Friday, January 11, 2008

Radioactive Dust

This news from Central Asia is rather troubling:
"On January 9, Kyrgyz officials announced that they had taken possession of a small load of radioactive substance discovered aboard a train bound for Iran. The material has been placed in a special area in Kyrgyzstan, but questions are being raised about the nature and quantity of the substance, who was behind its transport, and how the train carrying it crossed three border checkpoints before being detected...

"Kubanych Noruzbaev, an official from the Kyrgyz Ecology and Environmental Protection Ministry, said on January 10 that the material was Cesium-137, a product of nuclear reactors and weapons testing that is often used in medical devices and gauges. But it could also be used in a crude radioactive explosive device -- a 'dirty bomb' -- and underscores the fact that despite some progress since 1991, parts of the former Soviet Union are still littered with sites where lethal radioactive materials remain largely unsecured...

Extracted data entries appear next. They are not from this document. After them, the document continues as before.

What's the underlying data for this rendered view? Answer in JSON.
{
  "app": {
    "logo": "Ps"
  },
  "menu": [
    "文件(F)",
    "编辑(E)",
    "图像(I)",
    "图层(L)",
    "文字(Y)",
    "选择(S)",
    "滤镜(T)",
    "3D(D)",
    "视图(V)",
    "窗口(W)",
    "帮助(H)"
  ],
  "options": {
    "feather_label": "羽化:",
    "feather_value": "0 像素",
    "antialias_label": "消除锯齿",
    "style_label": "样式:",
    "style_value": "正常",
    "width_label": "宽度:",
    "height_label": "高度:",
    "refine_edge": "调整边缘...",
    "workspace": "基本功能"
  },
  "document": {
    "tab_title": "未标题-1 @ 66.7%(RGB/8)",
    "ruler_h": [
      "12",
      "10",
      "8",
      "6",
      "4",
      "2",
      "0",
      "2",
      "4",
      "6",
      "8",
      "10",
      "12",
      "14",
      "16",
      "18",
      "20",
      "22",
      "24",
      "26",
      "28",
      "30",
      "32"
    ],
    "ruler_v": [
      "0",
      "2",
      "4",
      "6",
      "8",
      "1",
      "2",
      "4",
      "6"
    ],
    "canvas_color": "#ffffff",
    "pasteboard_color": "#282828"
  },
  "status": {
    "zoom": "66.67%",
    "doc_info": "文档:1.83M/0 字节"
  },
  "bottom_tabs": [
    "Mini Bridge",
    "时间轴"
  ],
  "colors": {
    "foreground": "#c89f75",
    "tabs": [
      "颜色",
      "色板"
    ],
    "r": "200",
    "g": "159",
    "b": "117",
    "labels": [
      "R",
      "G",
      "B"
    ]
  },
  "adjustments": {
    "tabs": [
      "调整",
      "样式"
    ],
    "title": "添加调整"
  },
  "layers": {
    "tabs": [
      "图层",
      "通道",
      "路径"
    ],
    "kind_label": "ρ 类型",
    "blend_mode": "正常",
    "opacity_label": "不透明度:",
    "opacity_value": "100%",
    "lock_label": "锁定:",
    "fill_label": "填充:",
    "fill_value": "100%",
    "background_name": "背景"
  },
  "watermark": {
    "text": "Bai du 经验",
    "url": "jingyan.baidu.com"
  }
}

"The Kyrgyz news agency reported on January 9 that the levels of radiation being emitted from the train car were so high that Emergency Situations Ministry asked for volunteers to go and unload the cargo. Four people wearing special protective clothing volunteered to venture into the wagon where they discovered the source of the radiation: dust and waste material on the floor, which they swept up and deposited in a bucket. The bucket was then sealed in concrete and stored in a special facility...

"Kubat Osmonbetov, a geologist, told RFE/RL's Kyrgyz Service that Cesium-137 and Cesium-140 are definitely lethal in large doses. Osmonbetov also noted that there is a uranium-processing plant in northern Tajikistan, raising the possibility that the Tajik train in question may have been used in the past to transport radioactive material and that remains of that material had somehow been left in the wagon."

The article addresses the fact this train was bound for Iran, but I really see no plausible connection with the Iran's nuclear program. An additional possibility is that terrorists could be involved in some sort of trafficking hoping to make a dirty bomb. Occham's Razor, however, suggests the train previously carried some radioactive cargo in the past, either from the Tajik nuclear plant or for something related to those medical devices. The troubling aspect is that Central Asian states apparently don't have appropriate safety or security protocols in place. This train made it through three previous checkpoints! We can only hope Kyrgyz crime lords didn't just bribe security officials to look the other way.